ABOUT JACK L. DAVIES, OUR FUND'S NAMESAKE
Jack L. Davies was a successful Los Angeles businessman in 1965 when he bought the 220 acre Jacob Schram property in Napa County. Schramsberg, the name of the winery built in 1862 on the property, achieved notoriety in 1883 when Robert Louis Stevenson, in his book “The Silverado Squatters”, wrote long and lovingly about the winery, the wine, the owner Jacob Schram, and the Napa Valley.
However, in 1965 after years of neglect, all of the buildings on the property, the wine caves and the vineyards were all in need of repair, restoration or replacement. Over the next thirty-three years Jack and his wife Jamie not only rebuilt the facilities and restored the vineyards and caves, they also established Schramsberg as the home of an internationally acclaimed sparkling wine.
In 1972 President Richard Nixon chose a 1969 Schramsberg Blanc de Blanc to toast the normalization of United States’ diplomatic relations with China during his historic trip to Beijing.

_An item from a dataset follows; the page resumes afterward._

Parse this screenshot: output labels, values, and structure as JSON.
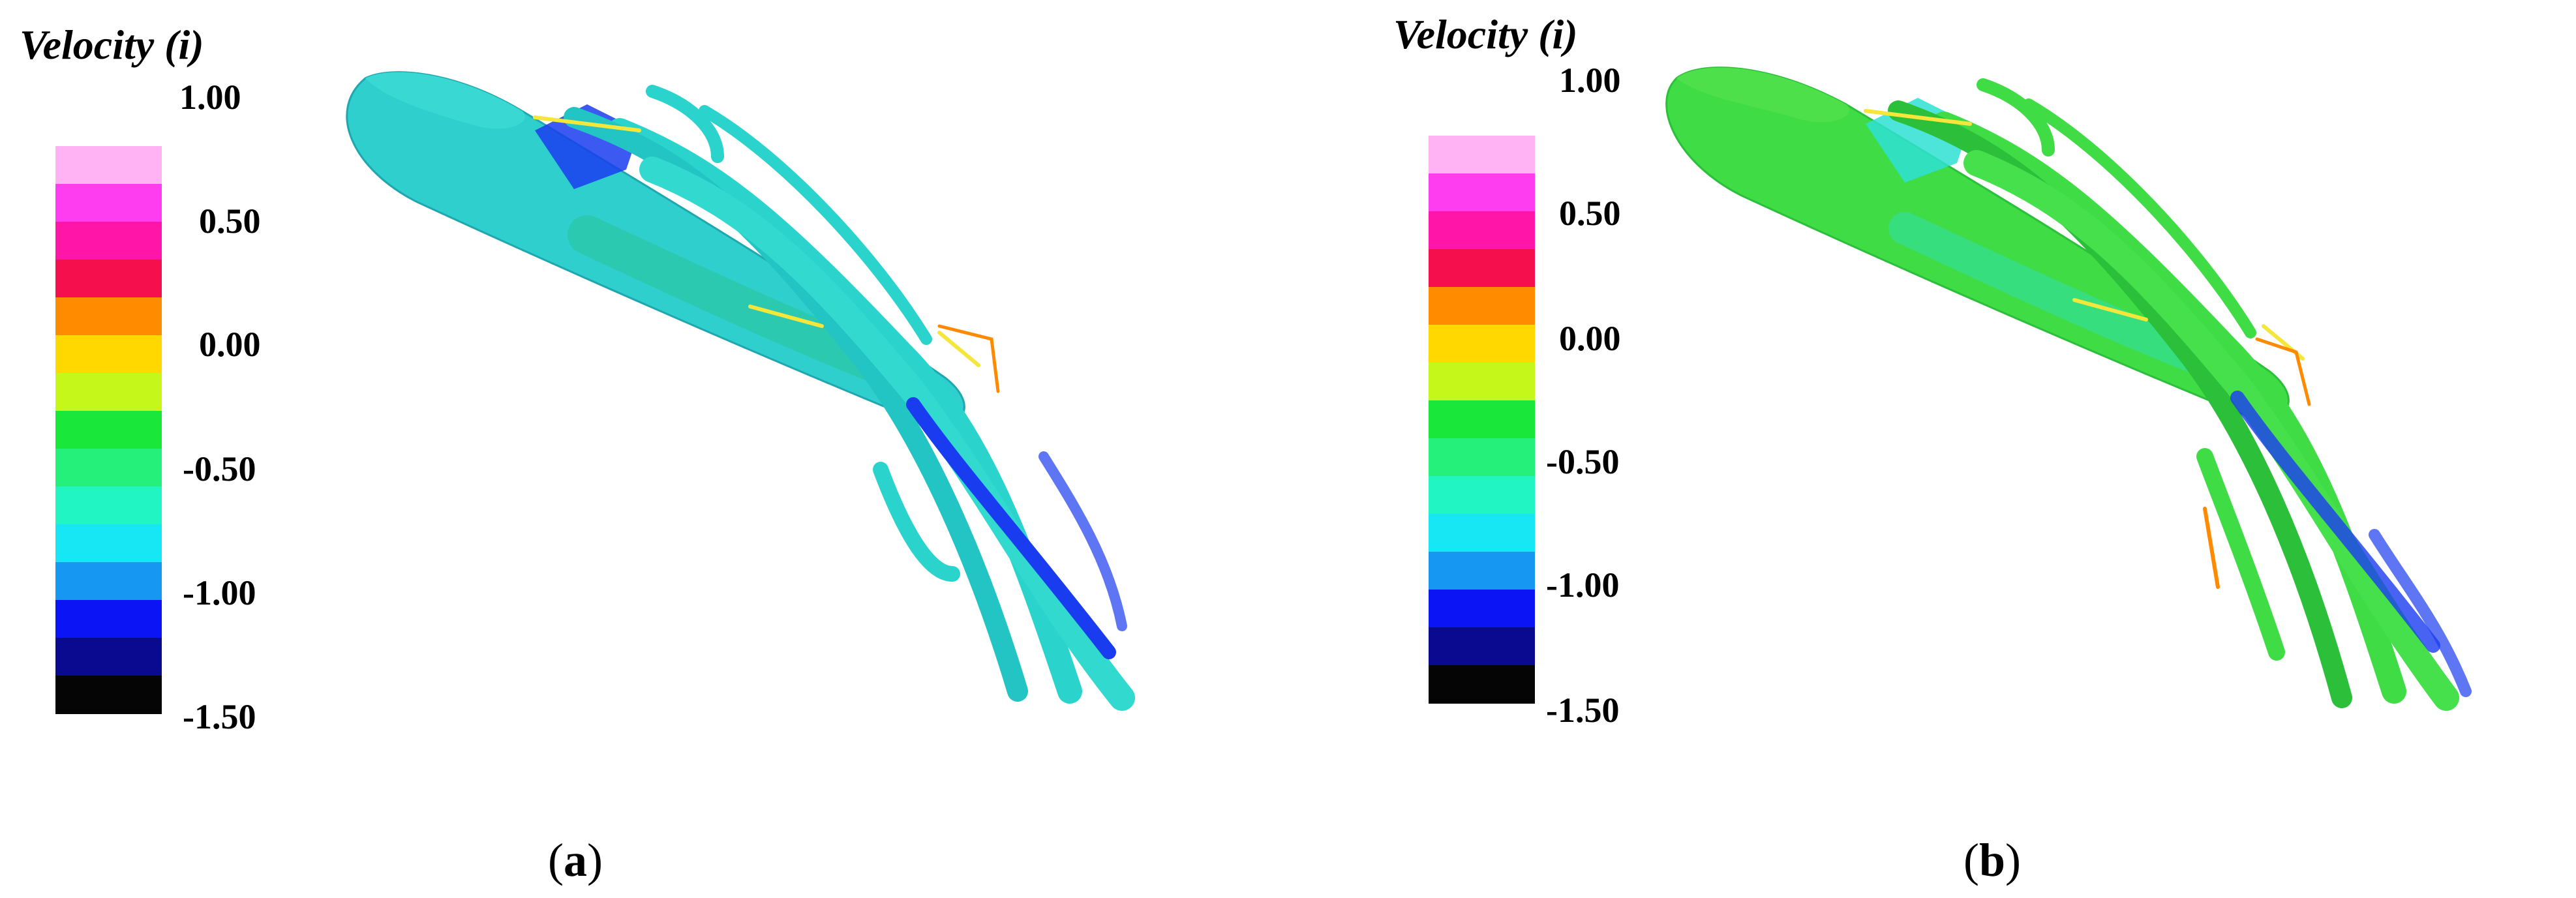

While he was busy restoring the vineyards, winery and related facilities, from the beginning Jack found time to become involved in local proposals and issues concerning agriculture’s role and its future in Napa County. In 1967 he served as chairman of a citizen committee formed to support the creation of the Napa County Agricultural Preserve.
The controversial aspect of the Preserve was that it established agriculture as the highest and best use of over ninety percent of all the land in the unincorporated area of the Napa Valley. Jack circulated petitions supporting the creation of the Preserve and appeared before the County Planning Commission and the Board of Supervisors to speak in favor of it. The Agricultural Preserve established in 1968 remains today as the heart of Napa’s wine industry.
Jack continued until his death in 1998 to be an active participant in every major agriculture-open space issue and program facing the county. The Jack L. Davies Fund was created to continue his work and his vision to preserve agricultural and open space in Napa County.